Great Big Beautiful Life(6)
I tell her my predicament, tacos versus fish and chips.
“Tacos,” she says decisively. “Always go with the tacos.”
“Perfect.” I set my menu down, and she whirls off through the door behind the bar. I look down at my drink and burst into laughter again. I’ve never been a big drinker, but I’d give this concoction a ten out of ten on presentation alone. I snap a picture and text it to Theo while I start nibbling on the first spear of fruit. You as a drink, he replies immediately. Have fun!
I will! I tell him, then set my phone down and give the restaurant another once-over. Other than me, there are two parties present at the moment: a family of five at the table under the front windows, and a guy nursing an ice water and eating a salad at the tiny booth back by the bathroom hallway.
He looks up from his water at that exact moment.
Nearly black hair, angular nose, a stern brow.
I whip back around to face the bar, nearly capsizing my stool in the process. I grab the edge of the counter to steady myself, heart racing. It probably isn’t even him. It’s probably my mind and the glow-in-the-dark ceiling playing tricks on me, forming Hayden Andersons out of random shadows.
I take another small sip of Captain’s Bowl to steel myself and then slowly, casually, throw a glance over my shoulder toward the booth.
He’s no longer looking this way. Instead he’s staring down at something in front of him, his brow tightly furrowed. Hunched over the tiny table like that, he gives the impression of a bear at a tea party, everything around him just a little too small and breakable.
Definitely him.
And seeing him now, a not-so-small part of me wants to run and hide. Which makes no sense.
He’s not a grizzly. He’s a guy who happens to want the same job as me. A guy who wrote a book I loved!
It’s ridiculous to treat him like some kind of enemy, just because we both want to write Margaret’s story. And it’s ridiculous to sit here and ignore him when we’re ten feet apart.
I should say hi.
Just one more sip of Captain’s Bowl for good luck, and then I hop down from my stool and cross the restaurant to stand in front of Hayden’s table.
He doesn’t look up. I give him a second to finish his page, but even after he taps to the next one, he doesn’t peel his eyes off his e-reader.
“Hi!” I chirp.
He flinches at the sound of my voice, then slowly, very slowly, drags his eyes up to mine from beneath a creased brow.
“We met earlier?” I remind him. “I’m Alice.”
“I remember,” he says, his voice a flat rumble.
“I actually already know who you are,” I say.
One of his dark eyebrows arches.
I slide into the booth, across from him, our knees bumping together. I’d always wondered why it seemed like enormously tall men tend to date adorably tiny women, and now I have my answer, apparently: A man as tall as Hayden Anderson can’t comfortably sit opposite anyone over five three. I’m about six inches into the red here.

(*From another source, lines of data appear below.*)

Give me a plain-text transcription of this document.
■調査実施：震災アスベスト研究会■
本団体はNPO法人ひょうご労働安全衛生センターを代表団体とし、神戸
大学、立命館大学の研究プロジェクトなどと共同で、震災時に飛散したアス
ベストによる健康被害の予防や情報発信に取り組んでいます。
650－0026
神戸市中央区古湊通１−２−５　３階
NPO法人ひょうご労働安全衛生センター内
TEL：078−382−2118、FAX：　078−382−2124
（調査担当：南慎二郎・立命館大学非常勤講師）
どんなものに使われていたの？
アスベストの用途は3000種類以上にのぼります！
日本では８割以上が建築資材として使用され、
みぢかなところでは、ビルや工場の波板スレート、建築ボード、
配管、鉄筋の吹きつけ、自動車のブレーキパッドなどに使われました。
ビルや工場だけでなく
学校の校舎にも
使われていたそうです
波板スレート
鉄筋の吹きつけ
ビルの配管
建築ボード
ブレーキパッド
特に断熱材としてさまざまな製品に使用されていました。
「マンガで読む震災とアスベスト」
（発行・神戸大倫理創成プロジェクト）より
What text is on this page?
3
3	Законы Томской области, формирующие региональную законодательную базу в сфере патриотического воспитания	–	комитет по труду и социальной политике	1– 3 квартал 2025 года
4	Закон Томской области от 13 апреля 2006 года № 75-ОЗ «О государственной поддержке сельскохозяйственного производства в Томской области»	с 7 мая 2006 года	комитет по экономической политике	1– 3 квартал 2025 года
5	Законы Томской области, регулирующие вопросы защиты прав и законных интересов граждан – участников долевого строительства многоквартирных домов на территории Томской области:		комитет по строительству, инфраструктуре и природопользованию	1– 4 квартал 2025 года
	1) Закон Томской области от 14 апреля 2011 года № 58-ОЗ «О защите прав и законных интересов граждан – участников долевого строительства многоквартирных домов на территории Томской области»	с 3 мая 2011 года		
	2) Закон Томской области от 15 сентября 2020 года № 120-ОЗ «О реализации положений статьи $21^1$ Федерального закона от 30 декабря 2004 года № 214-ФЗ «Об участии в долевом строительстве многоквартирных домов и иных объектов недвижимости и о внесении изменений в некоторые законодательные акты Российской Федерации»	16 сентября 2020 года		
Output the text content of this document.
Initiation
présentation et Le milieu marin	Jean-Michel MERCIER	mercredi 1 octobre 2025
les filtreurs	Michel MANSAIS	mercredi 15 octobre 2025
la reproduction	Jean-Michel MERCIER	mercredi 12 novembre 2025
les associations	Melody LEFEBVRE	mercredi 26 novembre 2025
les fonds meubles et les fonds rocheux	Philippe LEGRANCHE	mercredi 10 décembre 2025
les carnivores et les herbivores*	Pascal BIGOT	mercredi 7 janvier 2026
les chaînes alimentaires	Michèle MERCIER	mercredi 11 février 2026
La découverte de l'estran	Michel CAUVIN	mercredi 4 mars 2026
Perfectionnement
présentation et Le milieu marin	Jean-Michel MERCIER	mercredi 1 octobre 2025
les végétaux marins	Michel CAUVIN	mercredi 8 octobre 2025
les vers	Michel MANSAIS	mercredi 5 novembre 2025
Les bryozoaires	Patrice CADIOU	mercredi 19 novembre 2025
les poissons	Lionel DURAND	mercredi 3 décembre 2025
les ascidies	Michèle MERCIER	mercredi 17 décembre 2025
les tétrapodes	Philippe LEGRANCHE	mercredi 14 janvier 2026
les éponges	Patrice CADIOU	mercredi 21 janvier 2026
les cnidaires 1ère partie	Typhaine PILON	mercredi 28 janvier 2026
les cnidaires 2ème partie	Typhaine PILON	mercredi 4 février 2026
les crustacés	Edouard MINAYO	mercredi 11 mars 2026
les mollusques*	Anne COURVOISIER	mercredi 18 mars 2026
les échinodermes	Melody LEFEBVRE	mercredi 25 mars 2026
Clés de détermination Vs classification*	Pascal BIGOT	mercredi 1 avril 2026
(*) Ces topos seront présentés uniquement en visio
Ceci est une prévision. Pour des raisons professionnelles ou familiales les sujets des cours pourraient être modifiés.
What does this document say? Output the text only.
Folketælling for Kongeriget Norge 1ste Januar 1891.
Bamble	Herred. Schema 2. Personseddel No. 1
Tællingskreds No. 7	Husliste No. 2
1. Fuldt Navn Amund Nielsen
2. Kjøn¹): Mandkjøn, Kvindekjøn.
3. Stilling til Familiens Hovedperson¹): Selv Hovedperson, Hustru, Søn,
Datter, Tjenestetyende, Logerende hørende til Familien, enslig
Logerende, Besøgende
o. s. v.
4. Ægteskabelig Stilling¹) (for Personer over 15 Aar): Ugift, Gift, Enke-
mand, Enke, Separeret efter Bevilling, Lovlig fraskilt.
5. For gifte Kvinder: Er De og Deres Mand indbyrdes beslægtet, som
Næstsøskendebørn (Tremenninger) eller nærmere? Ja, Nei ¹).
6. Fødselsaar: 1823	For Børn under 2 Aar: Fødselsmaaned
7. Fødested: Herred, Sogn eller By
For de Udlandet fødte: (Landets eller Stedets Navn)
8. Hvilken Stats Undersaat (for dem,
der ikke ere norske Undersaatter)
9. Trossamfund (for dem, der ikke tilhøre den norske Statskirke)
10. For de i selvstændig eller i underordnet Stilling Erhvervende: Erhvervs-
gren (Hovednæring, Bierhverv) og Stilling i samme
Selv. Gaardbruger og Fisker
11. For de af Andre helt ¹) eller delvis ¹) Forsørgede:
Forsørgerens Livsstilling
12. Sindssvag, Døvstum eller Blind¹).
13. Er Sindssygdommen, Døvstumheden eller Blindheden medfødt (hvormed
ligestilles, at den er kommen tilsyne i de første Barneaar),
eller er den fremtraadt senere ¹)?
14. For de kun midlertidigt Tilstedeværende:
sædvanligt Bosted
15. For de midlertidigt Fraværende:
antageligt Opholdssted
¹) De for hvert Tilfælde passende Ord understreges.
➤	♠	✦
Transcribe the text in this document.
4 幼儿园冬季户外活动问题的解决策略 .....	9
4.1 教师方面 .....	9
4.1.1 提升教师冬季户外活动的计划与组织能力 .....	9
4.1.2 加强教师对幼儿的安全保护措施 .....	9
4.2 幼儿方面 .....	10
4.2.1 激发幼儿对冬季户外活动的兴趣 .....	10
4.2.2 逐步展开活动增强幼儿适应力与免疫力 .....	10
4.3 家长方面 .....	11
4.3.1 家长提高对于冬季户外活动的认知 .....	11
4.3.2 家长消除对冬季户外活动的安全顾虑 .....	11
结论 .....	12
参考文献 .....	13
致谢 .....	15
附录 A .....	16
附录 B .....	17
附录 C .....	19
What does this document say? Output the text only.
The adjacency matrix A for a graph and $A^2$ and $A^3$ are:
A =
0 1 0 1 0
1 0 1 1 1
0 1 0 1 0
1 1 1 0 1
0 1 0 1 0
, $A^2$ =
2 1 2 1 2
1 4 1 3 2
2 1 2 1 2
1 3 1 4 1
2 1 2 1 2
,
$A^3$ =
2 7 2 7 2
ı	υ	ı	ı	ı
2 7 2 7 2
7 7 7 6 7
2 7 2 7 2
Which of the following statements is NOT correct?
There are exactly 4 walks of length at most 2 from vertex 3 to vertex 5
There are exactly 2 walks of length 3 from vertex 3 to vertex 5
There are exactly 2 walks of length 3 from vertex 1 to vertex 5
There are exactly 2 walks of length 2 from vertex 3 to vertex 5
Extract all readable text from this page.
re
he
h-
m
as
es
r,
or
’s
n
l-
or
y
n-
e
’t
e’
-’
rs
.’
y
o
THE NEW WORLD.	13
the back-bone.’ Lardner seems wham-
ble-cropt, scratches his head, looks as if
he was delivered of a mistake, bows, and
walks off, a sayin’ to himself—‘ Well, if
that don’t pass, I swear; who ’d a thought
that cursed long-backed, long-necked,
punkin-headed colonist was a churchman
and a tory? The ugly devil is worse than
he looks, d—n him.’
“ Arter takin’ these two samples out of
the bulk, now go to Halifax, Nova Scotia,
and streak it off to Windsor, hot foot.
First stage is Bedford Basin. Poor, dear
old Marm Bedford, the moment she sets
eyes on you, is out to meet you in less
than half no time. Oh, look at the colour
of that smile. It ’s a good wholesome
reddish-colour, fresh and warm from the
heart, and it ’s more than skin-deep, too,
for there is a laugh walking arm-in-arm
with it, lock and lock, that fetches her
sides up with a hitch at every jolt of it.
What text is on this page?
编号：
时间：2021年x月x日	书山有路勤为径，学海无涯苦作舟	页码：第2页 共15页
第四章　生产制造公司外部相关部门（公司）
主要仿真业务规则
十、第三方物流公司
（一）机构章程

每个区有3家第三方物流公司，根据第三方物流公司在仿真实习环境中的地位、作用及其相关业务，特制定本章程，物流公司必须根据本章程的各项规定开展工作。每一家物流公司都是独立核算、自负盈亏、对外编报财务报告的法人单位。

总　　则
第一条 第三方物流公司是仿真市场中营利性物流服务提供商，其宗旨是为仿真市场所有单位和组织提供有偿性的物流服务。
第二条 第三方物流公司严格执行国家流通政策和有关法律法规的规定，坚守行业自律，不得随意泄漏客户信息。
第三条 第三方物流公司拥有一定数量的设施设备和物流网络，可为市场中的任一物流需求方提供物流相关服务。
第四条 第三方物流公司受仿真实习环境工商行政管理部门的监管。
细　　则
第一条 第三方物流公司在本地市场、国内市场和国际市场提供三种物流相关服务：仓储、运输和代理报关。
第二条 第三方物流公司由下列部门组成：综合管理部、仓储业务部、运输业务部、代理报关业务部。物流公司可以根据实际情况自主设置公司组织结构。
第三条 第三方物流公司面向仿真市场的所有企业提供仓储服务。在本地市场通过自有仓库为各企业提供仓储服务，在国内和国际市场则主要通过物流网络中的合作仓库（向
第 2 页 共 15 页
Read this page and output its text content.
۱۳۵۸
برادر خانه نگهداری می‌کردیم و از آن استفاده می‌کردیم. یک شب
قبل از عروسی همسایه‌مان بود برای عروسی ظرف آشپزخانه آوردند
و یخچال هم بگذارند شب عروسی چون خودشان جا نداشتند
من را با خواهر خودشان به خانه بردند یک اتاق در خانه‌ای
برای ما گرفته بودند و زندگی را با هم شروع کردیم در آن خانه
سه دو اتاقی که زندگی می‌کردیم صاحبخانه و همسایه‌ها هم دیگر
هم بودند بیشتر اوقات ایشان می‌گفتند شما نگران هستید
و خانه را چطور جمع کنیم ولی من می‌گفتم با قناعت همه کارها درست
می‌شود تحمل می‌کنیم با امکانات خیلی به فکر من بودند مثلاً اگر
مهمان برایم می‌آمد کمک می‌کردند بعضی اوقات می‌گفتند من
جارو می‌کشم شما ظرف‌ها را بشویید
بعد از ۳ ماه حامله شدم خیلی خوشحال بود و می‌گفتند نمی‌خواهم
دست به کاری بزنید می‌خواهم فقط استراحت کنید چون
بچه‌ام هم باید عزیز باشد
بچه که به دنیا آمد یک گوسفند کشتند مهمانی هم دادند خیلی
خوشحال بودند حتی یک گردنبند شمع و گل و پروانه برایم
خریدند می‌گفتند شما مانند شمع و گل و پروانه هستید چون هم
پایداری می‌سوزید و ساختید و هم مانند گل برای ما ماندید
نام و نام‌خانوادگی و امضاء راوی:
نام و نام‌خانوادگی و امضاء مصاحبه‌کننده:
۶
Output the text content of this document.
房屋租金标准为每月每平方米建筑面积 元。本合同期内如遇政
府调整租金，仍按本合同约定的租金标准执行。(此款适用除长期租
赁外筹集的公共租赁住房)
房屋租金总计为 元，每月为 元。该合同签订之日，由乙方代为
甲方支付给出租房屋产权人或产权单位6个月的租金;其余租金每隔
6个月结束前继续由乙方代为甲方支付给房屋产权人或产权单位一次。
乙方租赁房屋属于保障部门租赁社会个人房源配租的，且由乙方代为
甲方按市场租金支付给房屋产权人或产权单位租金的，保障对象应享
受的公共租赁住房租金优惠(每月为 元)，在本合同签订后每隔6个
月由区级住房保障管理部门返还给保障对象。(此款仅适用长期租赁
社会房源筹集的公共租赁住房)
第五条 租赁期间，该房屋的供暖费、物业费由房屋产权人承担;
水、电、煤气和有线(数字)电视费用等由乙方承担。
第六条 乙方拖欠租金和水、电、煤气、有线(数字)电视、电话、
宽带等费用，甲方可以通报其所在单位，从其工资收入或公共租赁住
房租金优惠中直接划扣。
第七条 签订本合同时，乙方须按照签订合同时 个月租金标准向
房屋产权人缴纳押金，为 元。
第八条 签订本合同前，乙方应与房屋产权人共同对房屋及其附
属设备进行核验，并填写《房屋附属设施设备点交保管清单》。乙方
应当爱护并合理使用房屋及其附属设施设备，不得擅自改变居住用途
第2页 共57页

I turn to perch sideways instead. He’s still staring at me with that brow arched, the visual equivalent of a question mark.
“Because of your book,” I explain. “Our Friend Len. I loved it. I mean, obviously. Everyone who read it loved it. After the Pulitzer, hearing that from a random woman in a bar probably feels a little anticlimactic, but still, I wanted you to know.”
His shoulders relax, just a bit. “Are you a friend or family?”
“What?” I say.
“Of Margaret’s,” he clarifies.
“Oh, neither.” I wave a hand. “I’m a writer too.”
His gaze dips down me again, sizing me up now that he has this new information. His irises are lighter than I thought. Still brown, but a pale shade of it.
“What sort of things do you write?” he asks.
“All sorts,” I say. “A lot of human interest, and pop culture stuff. I work at The Scratch.”
His face remains completely impassive. I try a different tack: “Have you ever been to Georgia?”
“First time,” he says.
“Really?” I say, surprised. “Where are you from?”
“New York,” he says.
“The city or the state?” I ask.
“City,” he replies.
“Born and raised?” I say.
“No,” he says.
“Then where’d you grow up?” I ask.
“Indiana,” he says.
“Did you like it?” I ask.
His brow sinks into a scowl, his wide mouth still keeping to an utterly straight line. “Why?”
I laugh. “What do you mean why?”
“Why would you want to know if I liked growing up in Indiana?” he says, face and voice perfectly matched in surliness.
I fight a smile. “Because I’m considering buying it.”
His eyes narrow, irises seeming to darken. “Buying what?”
“Indiana,” I say.
He stares.
I can’t fight it anymore. The amusement wins out, and another laugh escapes me. “I’m just trying to get to know you,” I explain.
He sets his forearms on the table, his posture very nearly a challenge. His head tilts to the left, and he says, quite possibly, the last thing I’m expecting: “This isn’t going to work.”